GWWI Women &Water training 2008 with Nobel Laureate Wangari Maathai

Tomorrow is International Women’s Day and we here at the Global Women’s Water Initiative can’t imagine a better way to celebrate than to highlight the work of the GWWI grassroots teams and Fellows! It has been 9 months since the GWWI East African year long training program launched in July 2011 and since then fifteen water programs in three countries have spawned!

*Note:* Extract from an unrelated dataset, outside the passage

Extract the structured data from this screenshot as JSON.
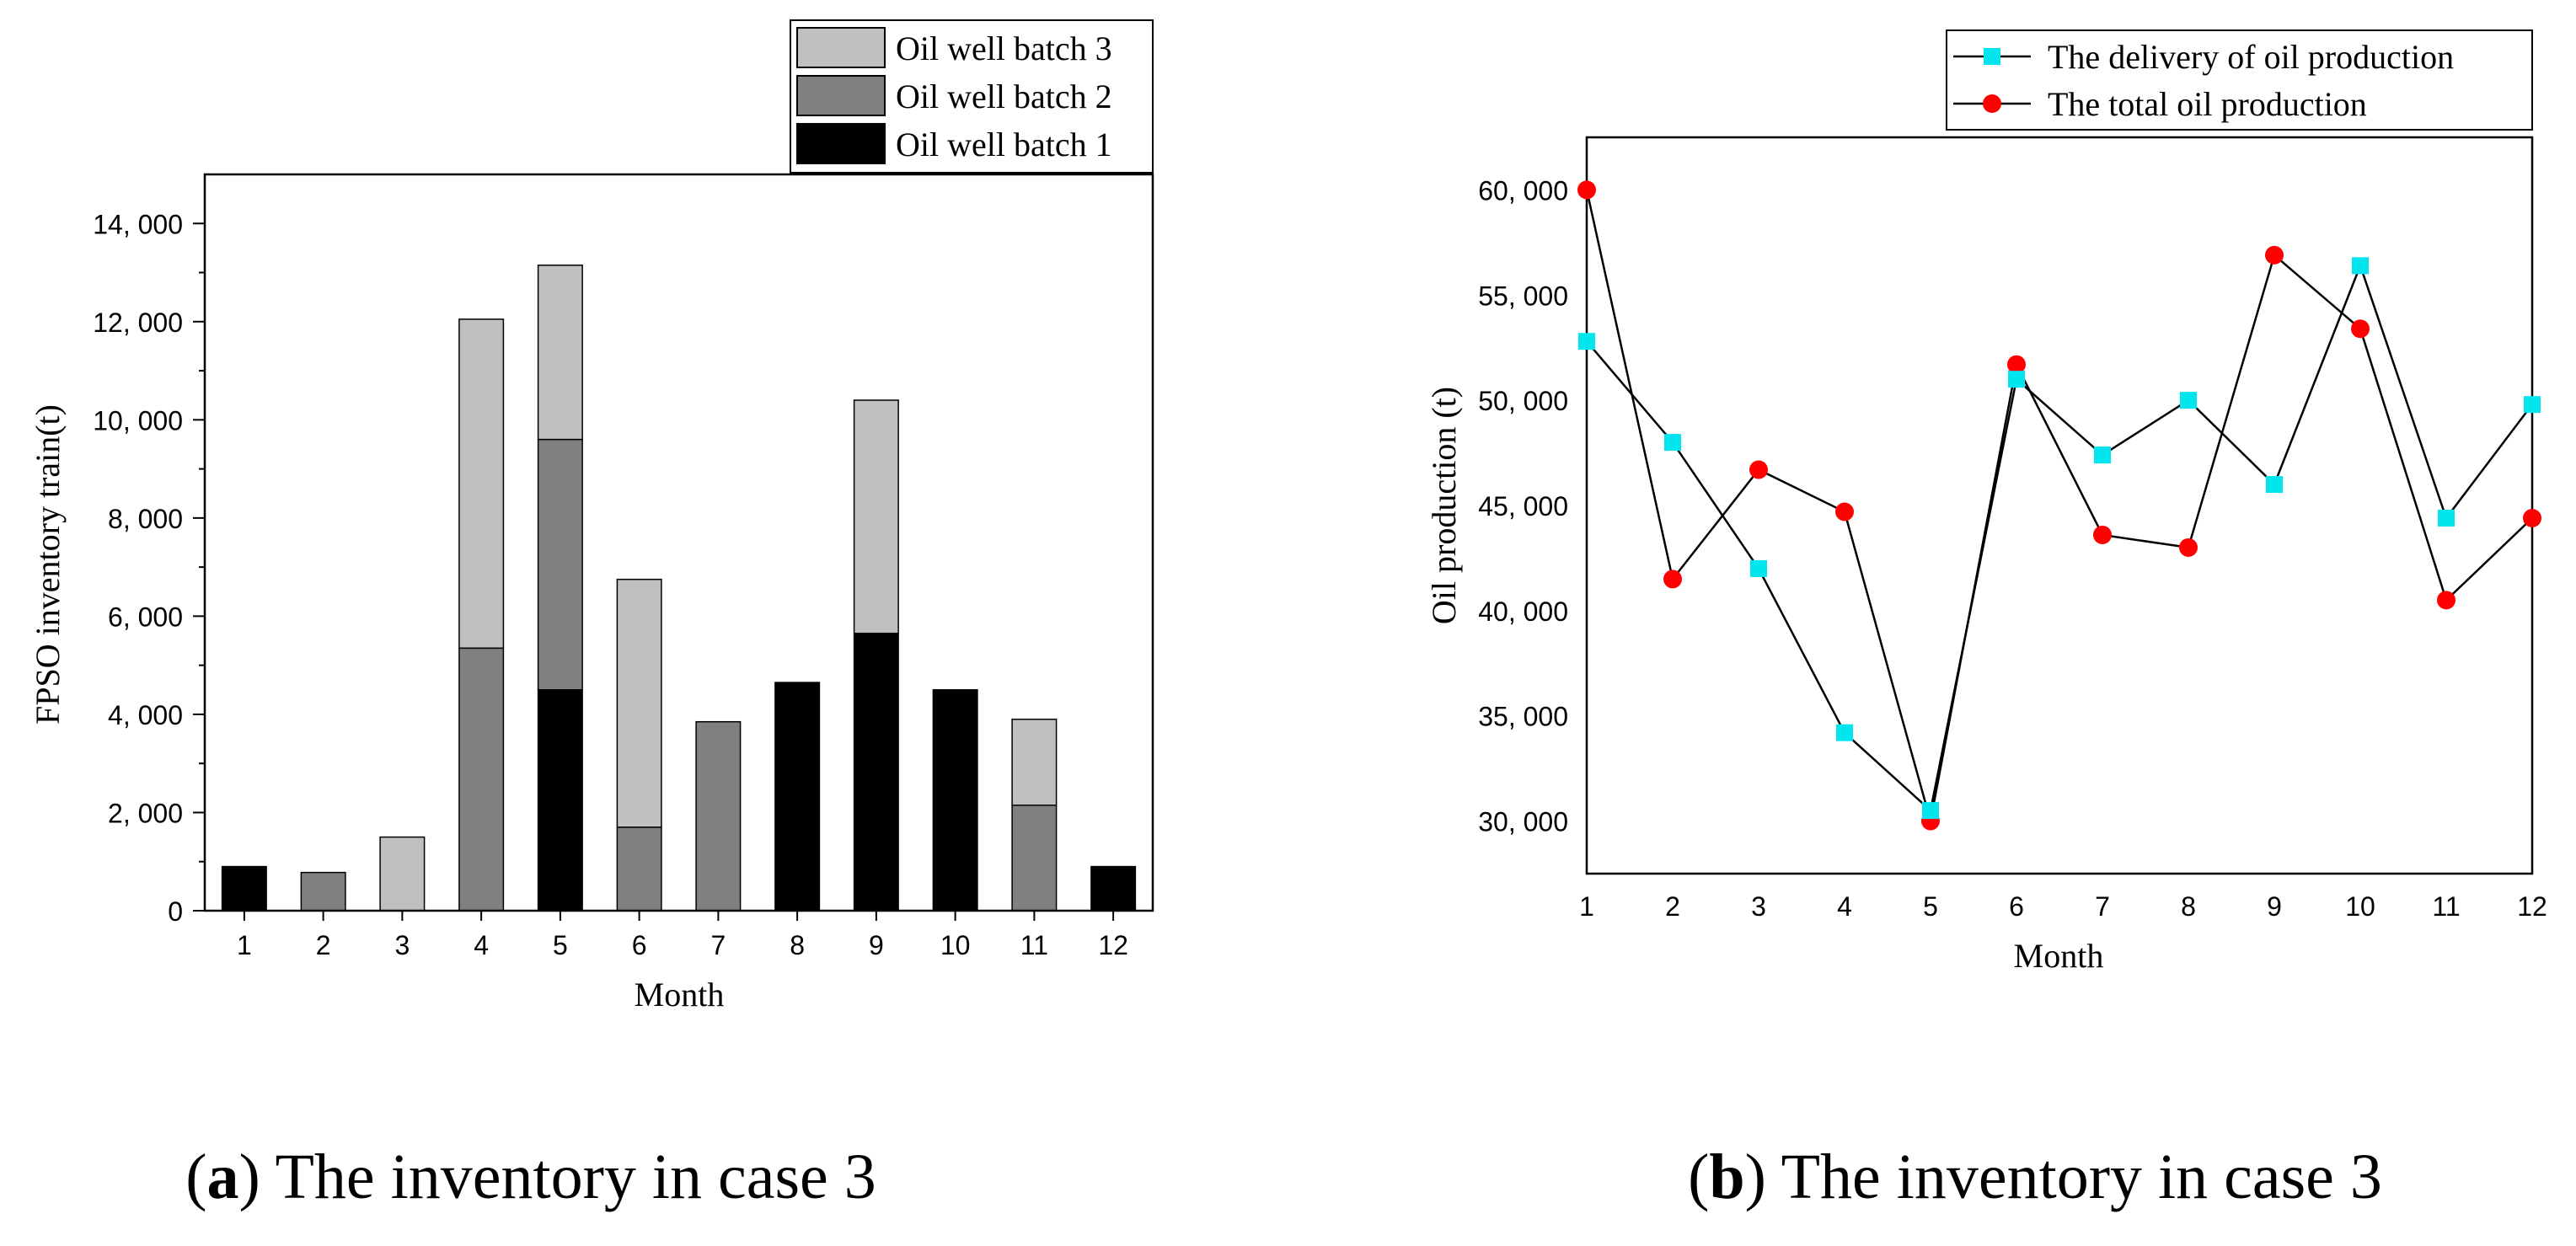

When the Global Women’s Water Initiative was first birthed in 2008 by Gemma Bulos, Jan Hartsough and Melinda Kramer and their respective organizations (A Single Drop, Crabgrass and Women’s Earth Alliance), we set out to find powerful grassroots women leaders and coordinate trainings to equip them with tools and skills to address one of the most pressing global issues of this century – access to clean water and sanitation. Since then we’ve met, learned from and shared with who we believe are some of the most inspirational women in Sub-Saharan Africa who are making significant contributions to their community. Many teams came to us with little or no experience in Water, Sanitation and Hygiene, but had missions that were focused on the empowerment of women tackling issues such as community health, environmental degradation, land rights and poverty.
The teams who applied and were selected to participate in our GWWI trainings knew that their programs to address these issues needed to be supplemented by women’s access to clean water and sanitation.  As Kofi Annan stated
The human right to water is indispensable for leading a healthy life in human dignity. It is a pre-requisite to the realization of all other human rights.” – Kofi Annan

Since 2008, GWWI has supported women who have never picked up a shovel in their lives and watched them transform into powerful WASH agents of change in their communities! Since then,

  • 45 two-person Teams have participated in three GWWI training learning WASH Education and Technology Implementation
  • GWWI teams have built technologies providing over 6000 people with improved access to clean water and/or sanitation and thousands more have benefitted from their WASH education seminars
  • 1/3 of the programs are income-generating
  • GWWI graduates have professionalized their services been hired as WASH Education facilitators and/or technology implementers
If you’ve been reading our blogs, you’ve read about Catherine Wanjohi and Susan Njeri Karaja of LifeBloom who uplift ex-commercial sex workers and create alternative livelihood programs for them. LifeBloom has integrated the WASH technologies and strategies they learned from GWWI as part of their vocational education. They have since been hired to install Biosand Filters into a women’s prison in Kenya. A hearty congratulations to Catherine who has since been accepted at Kenyatta University pursuing her PHD degree in Women and Development, specifically focusing on issues of the sex workers community in relation to development.
You’ve also met Rose Wamalwa, one of GWWIs African Fellows who has been our ear to the ground and an incredible support for the GWWI Kenya and Tanzania teams.  She recently founded Women in Water and Natural Resource Conservation in Kenya and credits GWWIs mentorship as the impetus to start her own organization.  And we offer her another heartfelt congratulations for Rose’s nomination as a Darwin Scholar to participate in the Monitoring and Communicating Biodiversity program hosted by the Field Studies Council in Oxford, UK.